徐鸣尘的满室馨香依靠着的还不是年莹莹的爱慕。
真的是旱的旱死,涝的涝死。
周美芽轻车熟路地打开冰箱门,拿出一罐啤酒朝着徐鸣尘叨叨:“你把灯打开行不行,那么小气,黑灯瞎火儿的怎么喝酒。”
徐鸣尘懒得跟她争辩,摸过遥控器打开灯后,抱着个抱枕就倚在冰箱边儿上看着周美芽扫荡。
周美芽边扫荡边假惺惺地关切他:“你病了啊?”
徐鸣尘心不在焉:“没有。”
周美芽啧啧两声,身子一侧媚眼一抛,修长的手轻轻将冰箱门一推,身子妖娆地靠在冰箱另一侧,手里的罐装啤酒抛在空中又伸手接住,笑眯眯地反驳他:“要不是桌上的胃药,我还以为你犯了相思病呢。”
徐鸣尘跟着笑,也没说些什么,径直又走到了沙发跟前坐下。
周美芽就跟个小媳妇似的跟着他后面走,一边走一边念叨:“快说说你的获奖感言,这些年一直护着的小可爱转眼间就成了没良心的狼崽子,这种滋味也不是谁人都能体会得到的。”
成功地收获到徐鸣尘恶狠狠的一记眼刀后,周美芽美滋滋地笑:“你瞪我我也不会少块肉。”
周美芽喝了酒后也没再刺激徐鸣尘,坐在沙发上翻出iPad玩起了连连看,待连输了好几把之后,周美芽才无比真诚地说:“徐鸣尘,你家的风水真的是有问题,你看看你一直心里头忌惮提防的人偏偏就是个好人,你一直心里头念着守着的人其实就是个没心没肺的狼崽子,就连我难得玩上几把连连看都赢不了。”

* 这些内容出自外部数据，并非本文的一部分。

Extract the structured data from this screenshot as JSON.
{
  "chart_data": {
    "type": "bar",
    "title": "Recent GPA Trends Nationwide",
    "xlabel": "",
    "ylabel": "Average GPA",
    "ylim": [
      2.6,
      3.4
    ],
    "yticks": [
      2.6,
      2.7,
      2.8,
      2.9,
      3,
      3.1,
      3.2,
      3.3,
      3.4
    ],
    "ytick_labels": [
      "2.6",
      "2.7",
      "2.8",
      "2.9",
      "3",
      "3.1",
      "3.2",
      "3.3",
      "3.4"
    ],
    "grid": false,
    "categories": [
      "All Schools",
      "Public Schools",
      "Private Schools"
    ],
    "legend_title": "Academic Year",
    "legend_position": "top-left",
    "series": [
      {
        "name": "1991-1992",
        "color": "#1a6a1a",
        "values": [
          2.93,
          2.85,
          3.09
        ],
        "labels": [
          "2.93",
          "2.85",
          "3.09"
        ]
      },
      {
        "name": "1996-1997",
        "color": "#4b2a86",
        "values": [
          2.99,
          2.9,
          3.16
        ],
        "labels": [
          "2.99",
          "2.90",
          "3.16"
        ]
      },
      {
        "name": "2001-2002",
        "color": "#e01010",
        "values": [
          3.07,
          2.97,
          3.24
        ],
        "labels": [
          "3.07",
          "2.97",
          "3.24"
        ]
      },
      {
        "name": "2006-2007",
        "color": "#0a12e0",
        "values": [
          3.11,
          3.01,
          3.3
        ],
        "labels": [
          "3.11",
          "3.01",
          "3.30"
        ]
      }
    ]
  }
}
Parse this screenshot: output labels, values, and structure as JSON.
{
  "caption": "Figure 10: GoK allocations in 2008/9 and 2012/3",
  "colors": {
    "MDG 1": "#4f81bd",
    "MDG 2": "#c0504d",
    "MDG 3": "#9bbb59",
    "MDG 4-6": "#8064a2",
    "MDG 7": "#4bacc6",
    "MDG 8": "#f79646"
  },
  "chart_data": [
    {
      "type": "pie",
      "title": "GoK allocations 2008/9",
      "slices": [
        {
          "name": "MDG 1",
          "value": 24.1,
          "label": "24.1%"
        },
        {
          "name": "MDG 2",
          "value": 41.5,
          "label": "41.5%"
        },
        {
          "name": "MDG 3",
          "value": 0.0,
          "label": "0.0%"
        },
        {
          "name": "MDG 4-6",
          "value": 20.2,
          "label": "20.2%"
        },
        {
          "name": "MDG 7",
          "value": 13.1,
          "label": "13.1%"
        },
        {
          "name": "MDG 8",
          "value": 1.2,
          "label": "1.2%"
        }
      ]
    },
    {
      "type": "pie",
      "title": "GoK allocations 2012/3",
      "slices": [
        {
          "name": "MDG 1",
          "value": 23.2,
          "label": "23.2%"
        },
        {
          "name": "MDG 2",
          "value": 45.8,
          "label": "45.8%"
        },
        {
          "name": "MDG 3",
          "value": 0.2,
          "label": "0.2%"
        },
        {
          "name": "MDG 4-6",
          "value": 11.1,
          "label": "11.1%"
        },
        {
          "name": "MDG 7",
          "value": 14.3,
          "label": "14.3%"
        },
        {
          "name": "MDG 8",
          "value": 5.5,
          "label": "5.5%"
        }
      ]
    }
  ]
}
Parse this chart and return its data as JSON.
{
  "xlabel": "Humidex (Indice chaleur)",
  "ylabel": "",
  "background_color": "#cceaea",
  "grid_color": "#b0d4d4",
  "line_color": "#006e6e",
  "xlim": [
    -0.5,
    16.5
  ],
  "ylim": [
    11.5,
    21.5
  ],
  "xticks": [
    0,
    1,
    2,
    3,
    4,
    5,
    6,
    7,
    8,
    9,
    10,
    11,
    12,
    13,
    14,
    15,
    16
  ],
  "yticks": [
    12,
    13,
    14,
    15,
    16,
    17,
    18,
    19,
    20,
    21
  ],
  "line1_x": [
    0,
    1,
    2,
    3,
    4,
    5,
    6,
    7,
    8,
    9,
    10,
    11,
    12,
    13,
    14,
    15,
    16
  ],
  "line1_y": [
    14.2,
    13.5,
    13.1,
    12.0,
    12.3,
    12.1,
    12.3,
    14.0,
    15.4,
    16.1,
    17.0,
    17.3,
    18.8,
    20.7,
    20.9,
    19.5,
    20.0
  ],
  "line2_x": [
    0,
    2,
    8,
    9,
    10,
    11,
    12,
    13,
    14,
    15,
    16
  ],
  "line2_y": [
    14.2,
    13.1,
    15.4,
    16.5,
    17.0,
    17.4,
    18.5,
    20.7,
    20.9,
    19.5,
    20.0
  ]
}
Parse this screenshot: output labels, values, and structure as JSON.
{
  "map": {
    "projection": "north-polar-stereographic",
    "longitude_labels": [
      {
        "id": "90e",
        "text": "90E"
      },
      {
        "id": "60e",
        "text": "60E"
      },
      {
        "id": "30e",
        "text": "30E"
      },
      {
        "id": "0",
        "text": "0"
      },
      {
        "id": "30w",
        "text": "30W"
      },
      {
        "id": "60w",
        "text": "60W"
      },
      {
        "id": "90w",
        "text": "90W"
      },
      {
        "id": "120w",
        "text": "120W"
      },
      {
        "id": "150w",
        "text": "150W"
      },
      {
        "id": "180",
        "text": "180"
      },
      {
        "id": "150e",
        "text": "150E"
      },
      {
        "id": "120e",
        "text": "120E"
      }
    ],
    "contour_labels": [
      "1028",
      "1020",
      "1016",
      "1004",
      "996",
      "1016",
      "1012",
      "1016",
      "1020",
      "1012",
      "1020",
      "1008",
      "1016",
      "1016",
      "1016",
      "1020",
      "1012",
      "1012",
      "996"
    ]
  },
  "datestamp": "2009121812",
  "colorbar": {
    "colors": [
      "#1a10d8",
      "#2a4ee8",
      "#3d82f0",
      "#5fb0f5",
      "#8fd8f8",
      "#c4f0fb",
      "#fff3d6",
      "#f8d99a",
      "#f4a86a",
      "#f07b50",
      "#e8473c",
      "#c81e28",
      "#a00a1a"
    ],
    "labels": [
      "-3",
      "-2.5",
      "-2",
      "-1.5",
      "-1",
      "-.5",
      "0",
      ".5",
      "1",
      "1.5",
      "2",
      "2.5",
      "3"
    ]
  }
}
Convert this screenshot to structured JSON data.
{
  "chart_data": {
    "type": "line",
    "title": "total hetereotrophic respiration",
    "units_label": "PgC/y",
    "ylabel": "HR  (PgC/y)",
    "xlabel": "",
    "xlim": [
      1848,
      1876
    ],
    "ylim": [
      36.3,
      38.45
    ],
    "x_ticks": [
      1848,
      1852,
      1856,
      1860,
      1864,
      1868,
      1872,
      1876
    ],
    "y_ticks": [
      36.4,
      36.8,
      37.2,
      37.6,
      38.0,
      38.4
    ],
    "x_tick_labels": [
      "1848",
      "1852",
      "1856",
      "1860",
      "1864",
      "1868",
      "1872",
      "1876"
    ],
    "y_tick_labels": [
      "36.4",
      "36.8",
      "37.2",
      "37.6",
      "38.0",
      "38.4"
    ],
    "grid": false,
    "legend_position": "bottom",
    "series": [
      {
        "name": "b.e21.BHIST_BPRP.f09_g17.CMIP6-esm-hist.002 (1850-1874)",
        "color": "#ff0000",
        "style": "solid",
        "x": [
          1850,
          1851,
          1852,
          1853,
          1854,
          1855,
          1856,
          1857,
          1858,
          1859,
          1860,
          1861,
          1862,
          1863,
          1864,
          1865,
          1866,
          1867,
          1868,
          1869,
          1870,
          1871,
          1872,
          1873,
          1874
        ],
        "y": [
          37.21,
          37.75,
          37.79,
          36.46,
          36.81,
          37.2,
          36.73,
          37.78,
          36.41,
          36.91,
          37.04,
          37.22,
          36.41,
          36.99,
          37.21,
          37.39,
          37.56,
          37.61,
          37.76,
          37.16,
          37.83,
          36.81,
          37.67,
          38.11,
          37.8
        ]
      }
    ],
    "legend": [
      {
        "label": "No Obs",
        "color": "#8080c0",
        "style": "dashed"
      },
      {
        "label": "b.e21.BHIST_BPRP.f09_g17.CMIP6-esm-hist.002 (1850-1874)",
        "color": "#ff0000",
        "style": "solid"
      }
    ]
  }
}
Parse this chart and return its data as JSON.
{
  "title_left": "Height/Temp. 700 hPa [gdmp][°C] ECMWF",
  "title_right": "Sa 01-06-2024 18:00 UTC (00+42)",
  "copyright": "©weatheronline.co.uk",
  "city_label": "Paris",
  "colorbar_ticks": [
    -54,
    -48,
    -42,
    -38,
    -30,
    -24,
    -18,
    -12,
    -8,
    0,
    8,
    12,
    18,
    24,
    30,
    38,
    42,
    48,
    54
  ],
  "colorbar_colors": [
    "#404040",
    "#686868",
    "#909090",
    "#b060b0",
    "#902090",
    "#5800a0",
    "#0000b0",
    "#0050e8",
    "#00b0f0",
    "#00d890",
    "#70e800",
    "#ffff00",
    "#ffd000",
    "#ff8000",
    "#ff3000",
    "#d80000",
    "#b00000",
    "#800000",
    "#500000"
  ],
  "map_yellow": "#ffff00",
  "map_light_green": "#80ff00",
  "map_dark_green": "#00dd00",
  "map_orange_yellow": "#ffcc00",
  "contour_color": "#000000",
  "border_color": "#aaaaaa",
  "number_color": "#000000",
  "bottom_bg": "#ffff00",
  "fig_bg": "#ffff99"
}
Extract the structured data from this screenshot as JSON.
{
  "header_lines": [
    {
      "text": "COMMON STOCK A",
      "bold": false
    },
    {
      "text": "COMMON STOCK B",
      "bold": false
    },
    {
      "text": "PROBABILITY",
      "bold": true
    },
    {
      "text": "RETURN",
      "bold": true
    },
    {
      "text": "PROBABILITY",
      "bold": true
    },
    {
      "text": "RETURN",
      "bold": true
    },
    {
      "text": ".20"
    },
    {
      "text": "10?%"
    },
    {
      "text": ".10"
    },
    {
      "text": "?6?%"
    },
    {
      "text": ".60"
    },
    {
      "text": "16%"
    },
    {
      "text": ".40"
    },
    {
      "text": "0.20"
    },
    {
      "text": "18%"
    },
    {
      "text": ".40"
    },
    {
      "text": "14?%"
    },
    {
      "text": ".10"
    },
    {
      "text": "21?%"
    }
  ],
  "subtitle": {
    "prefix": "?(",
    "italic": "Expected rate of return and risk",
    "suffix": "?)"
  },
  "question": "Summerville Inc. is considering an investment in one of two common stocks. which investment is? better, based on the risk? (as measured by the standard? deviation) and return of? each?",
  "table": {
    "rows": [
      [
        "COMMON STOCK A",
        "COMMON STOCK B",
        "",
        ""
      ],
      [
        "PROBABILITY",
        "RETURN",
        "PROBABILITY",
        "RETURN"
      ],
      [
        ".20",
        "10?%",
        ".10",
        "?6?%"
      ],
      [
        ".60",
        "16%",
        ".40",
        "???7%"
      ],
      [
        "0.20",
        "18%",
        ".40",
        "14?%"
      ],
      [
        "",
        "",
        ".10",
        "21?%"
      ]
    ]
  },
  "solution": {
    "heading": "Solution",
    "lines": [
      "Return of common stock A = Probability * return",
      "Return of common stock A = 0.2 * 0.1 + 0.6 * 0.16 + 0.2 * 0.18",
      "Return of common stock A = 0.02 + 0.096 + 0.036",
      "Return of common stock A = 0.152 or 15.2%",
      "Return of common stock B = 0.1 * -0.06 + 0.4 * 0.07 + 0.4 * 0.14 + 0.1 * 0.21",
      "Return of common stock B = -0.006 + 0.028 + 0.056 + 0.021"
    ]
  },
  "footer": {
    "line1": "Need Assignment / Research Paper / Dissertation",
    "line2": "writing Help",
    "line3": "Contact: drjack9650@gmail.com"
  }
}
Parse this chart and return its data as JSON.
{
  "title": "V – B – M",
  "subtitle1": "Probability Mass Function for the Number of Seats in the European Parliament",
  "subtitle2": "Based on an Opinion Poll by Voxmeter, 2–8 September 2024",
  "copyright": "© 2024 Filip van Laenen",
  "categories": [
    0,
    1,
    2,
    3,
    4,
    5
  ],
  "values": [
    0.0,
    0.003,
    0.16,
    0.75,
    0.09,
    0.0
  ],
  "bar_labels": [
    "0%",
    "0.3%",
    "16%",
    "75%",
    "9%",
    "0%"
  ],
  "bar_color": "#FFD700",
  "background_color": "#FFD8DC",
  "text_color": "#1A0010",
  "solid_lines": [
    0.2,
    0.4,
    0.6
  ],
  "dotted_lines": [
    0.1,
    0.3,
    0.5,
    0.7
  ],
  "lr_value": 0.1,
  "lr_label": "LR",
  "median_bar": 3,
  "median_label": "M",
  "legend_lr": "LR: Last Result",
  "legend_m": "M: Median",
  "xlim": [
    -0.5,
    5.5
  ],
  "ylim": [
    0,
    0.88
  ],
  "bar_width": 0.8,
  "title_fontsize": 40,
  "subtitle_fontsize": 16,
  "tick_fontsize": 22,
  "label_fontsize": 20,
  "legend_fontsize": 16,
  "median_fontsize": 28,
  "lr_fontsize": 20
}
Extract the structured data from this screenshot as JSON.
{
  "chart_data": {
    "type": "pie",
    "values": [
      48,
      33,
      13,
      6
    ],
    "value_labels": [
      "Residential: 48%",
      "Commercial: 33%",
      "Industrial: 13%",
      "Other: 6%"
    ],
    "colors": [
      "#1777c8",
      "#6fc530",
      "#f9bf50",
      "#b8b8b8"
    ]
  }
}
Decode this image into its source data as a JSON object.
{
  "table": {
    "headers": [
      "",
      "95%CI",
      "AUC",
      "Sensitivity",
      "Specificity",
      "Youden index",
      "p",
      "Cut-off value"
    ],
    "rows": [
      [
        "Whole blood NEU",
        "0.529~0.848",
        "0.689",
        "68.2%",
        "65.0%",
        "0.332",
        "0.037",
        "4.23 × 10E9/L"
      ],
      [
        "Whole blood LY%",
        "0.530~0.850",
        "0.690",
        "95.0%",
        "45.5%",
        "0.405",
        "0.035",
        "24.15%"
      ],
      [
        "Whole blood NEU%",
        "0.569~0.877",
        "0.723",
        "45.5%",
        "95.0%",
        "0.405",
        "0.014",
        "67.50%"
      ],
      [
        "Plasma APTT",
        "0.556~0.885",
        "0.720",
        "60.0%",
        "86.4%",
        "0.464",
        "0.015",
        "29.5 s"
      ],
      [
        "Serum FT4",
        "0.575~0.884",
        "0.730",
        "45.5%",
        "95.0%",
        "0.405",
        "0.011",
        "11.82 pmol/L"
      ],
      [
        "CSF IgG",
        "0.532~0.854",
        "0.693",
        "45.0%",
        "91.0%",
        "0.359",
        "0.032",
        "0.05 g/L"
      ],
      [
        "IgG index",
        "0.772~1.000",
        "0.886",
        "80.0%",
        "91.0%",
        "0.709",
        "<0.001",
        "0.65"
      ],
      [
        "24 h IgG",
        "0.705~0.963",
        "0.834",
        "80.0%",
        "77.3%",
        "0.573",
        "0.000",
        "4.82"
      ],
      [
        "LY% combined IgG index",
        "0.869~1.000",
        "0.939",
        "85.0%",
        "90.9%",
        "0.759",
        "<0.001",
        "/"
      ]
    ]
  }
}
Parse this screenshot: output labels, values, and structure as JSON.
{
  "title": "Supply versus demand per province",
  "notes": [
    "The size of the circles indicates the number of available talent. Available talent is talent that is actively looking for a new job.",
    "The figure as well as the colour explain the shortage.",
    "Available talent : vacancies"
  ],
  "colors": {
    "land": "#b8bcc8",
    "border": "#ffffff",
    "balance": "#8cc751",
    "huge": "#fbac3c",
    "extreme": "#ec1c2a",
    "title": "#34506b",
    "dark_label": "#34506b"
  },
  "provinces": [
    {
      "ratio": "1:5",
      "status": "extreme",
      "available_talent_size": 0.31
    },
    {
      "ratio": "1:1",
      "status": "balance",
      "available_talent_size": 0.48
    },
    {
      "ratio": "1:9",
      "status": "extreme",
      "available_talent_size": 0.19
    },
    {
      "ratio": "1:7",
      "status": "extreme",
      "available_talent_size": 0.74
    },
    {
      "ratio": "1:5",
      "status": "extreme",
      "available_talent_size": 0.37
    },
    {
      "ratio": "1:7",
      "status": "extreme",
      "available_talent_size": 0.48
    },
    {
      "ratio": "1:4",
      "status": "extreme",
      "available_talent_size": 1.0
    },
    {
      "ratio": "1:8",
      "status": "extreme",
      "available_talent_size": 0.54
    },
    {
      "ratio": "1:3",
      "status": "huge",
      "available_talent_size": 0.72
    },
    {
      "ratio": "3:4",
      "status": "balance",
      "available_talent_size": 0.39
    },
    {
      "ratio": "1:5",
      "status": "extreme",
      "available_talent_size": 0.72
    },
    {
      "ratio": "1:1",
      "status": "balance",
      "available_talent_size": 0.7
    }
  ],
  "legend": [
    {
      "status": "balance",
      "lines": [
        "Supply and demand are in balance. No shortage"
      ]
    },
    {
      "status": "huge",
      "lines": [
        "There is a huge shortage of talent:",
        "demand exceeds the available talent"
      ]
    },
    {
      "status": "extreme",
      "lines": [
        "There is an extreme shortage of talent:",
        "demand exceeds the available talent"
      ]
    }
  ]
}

周美芽心里头不痛快,从一进门就能被察觉到,倒也不是因为这个连连看,十有□□是这些天心里头憋屈的。
徐鸣尘说:“这段时间辛苦你了。”
这话的意思就是将来还得再辛苦一段时间。
周美芽眉头皱了起来,张口抱怨道:“你这个人上辈子准是干间谍的,瞒人的功夫不是一般的了得!”
这么些年合作下来早就知道了彼此的性子,知道她此时此刻满腹牢骚地怼自己,大概心里头的火是能够浇灭的,徐鸣尘伸出两根手指出来,毫不收敛地贿赂她:“两块芒果慕斯蛋糕,现在定明天早上可以让吴轴吃到现成的。”
周美芽的眉头松了松,松了松,又松了松,最终还是平了下来,面儿上心不甘情不愿地答:“这样还差不多。”